Option A: Buy Google Fiber and don’t use free Internet. Option B: Create some elaborate tunnel through a VPS.

My public self hosted activities are fairly low bandwidth (password manager, SSH). I have a vague idea that I could point my domain to a low cost VPS that has a VPN tunnel into my home network for any incoming connection needs. That may require me to fill in port forwards on both systems but whatever. Tailscale is serving most of my remote needs but I still need a few ports. This does not fix the issue of online gaming port forwards (Nintendo Switch online requires a huge forwarded range for best performance) but oh well for now.

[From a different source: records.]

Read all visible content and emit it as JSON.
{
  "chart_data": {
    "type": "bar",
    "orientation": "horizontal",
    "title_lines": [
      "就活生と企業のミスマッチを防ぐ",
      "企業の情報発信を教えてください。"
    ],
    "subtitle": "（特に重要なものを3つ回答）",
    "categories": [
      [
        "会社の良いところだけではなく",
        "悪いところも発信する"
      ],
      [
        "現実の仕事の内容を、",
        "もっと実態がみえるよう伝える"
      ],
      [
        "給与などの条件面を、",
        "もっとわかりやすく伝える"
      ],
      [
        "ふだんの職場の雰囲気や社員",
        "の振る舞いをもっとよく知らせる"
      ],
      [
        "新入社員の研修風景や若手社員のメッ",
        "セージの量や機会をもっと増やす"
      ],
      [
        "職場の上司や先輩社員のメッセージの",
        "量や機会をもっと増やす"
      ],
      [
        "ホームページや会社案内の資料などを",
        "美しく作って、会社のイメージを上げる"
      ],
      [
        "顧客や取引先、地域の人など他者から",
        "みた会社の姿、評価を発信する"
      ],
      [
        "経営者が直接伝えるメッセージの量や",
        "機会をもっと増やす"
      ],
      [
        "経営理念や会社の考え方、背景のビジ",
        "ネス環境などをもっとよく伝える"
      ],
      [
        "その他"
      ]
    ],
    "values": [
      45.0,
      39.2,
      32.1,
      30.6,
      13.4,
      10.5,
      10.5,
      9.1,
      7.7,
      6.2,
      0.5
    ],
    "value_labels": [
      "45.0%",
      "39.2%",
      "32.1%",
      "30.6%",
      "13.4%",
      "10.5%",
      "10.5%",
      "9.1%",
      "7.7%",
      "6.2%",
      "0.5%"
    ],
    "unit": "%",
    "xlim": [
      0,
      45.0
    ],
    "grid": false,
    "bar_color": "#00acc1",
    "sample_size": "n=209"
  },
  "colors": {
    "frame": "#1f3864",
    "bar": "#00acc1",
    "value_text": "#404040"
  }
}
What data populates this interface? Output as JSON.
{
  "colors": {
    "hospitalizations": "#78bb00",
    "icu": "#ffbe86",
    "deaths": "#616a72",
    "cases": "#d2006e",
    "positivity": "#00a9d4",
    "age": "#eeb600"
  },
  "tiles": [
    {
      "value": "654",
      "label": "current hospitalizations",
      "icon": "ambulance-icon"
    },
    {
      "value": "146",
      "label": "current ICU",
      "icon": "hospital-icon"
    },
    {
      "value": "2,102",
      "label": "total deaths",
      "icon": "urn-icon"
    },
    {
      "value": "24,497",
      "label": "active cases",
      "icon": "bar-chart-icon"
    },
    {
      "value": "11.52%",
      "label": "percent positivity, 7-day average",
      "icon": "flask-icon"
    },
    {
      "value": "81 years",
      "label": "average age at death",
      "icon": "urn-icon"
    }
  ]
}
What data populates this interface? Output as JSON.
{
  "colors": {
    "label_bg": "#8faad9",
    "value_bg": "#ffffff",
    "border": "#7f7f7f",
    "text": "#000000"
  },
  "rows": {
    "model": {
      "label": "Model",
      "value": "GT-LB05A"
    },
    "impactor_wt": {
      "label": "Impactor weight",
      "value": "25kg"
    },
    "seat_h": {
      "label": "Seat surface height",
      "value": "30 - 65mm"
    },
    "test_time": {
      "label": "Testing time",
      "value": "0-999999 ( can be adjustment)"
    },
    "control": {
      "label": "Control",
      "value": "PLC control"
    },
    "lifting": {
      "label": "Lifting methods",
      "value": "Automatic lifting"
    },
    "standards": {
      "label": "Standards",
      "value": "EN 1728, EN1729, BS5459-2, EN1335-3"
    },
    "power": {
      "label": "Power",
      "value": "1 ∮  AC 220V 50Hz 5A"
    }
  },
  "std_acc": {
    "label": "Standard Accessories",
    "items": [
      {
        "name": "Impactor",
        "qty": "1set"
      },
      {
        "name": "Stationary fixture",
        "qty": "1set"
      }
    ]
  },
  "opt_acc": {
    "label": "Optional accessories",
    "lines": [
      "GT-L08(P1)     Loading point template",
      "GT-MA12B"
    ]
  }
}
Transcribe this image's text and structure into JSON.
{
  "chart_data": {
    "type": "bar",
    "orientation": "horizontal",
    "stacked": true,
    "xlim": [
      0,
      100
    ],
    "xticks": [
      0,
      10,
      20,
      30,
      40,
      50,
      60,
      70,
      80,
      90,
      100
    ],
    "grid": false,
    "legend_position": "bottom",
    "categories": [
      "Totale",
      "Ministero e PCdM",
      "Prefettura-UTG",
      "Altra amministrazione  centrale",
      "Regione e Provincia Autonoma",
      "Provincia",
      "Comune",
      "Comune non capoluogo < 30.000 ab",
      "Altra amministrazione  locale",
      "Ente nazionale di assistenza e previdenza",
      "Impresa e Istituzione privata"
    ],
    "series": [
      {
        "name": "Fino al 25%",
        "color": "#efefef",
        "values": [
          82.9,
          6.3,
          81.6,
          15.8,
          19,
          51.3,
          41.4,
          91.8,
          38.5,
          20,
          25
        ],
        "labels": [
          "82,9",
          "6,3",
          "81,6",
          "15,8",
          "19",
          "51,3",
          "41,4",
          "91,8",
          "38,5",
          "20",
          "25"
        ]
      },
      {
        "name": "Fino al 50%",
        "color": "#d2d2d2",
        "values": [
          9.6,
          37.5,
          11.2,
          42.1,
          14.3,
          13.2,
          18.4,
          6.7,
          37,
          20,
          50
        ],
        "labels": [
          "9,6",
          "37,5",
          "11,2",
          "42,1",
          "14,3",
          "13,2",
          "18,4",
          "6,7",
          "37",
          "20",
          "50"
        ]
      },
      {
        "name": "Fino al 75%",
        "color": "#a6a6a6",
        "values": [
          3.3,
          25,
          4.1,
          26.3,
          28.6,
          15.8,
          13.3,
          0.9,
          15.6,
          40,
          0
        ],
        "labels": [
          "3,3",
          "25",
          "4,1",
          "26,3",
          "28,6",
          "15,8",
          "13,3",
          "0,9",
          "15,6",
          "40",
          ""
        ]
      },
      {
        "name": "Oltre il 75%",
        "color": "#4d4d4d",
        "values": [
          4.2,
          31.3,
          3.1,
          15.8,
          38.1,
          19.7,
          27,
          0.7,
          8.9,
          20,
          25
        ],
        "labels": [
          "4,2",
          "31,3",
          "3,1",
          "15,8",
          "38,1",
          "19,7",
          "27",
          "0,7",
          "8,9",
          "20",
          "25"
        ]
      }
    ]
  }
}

UPDATE: I think they’re using this system. https://www.cambiumnetworks.com/markets/multi-family-living/ The personal Wi-Fi overview makes it clear each AP is given it’s own VLAN which sounds a whole lot like the whole building is sharing one IP and there’s no way I’m going to get my own Internet access. They even detail how you can roam the building and maintain your WiFi connection across your neighbor’s and the common areas APs. This is the IPV4 future.

  • Kairos@lemmy.today
    link
    fedilink
    English
    arrow-up
    2
    ·
    6 months ago

    Yes you can do this. Two problems:

    It isn’t fast. Watch your MTU.

    Youll have to make sure return packets come through the VPS on their way back. You’ll have to set up those packets to masquerade on their way out, otherwise you’d see internal IPs on the internet (they get dropped immediately). You can either masquerade them on the inside so they appear to be coming from your VPS (internally), or if you want the destination computer to see the real Internet IP, you’d need to set up rules on the destinarion computer which routes packets through the VPS otherwise they’d return via the default gateway.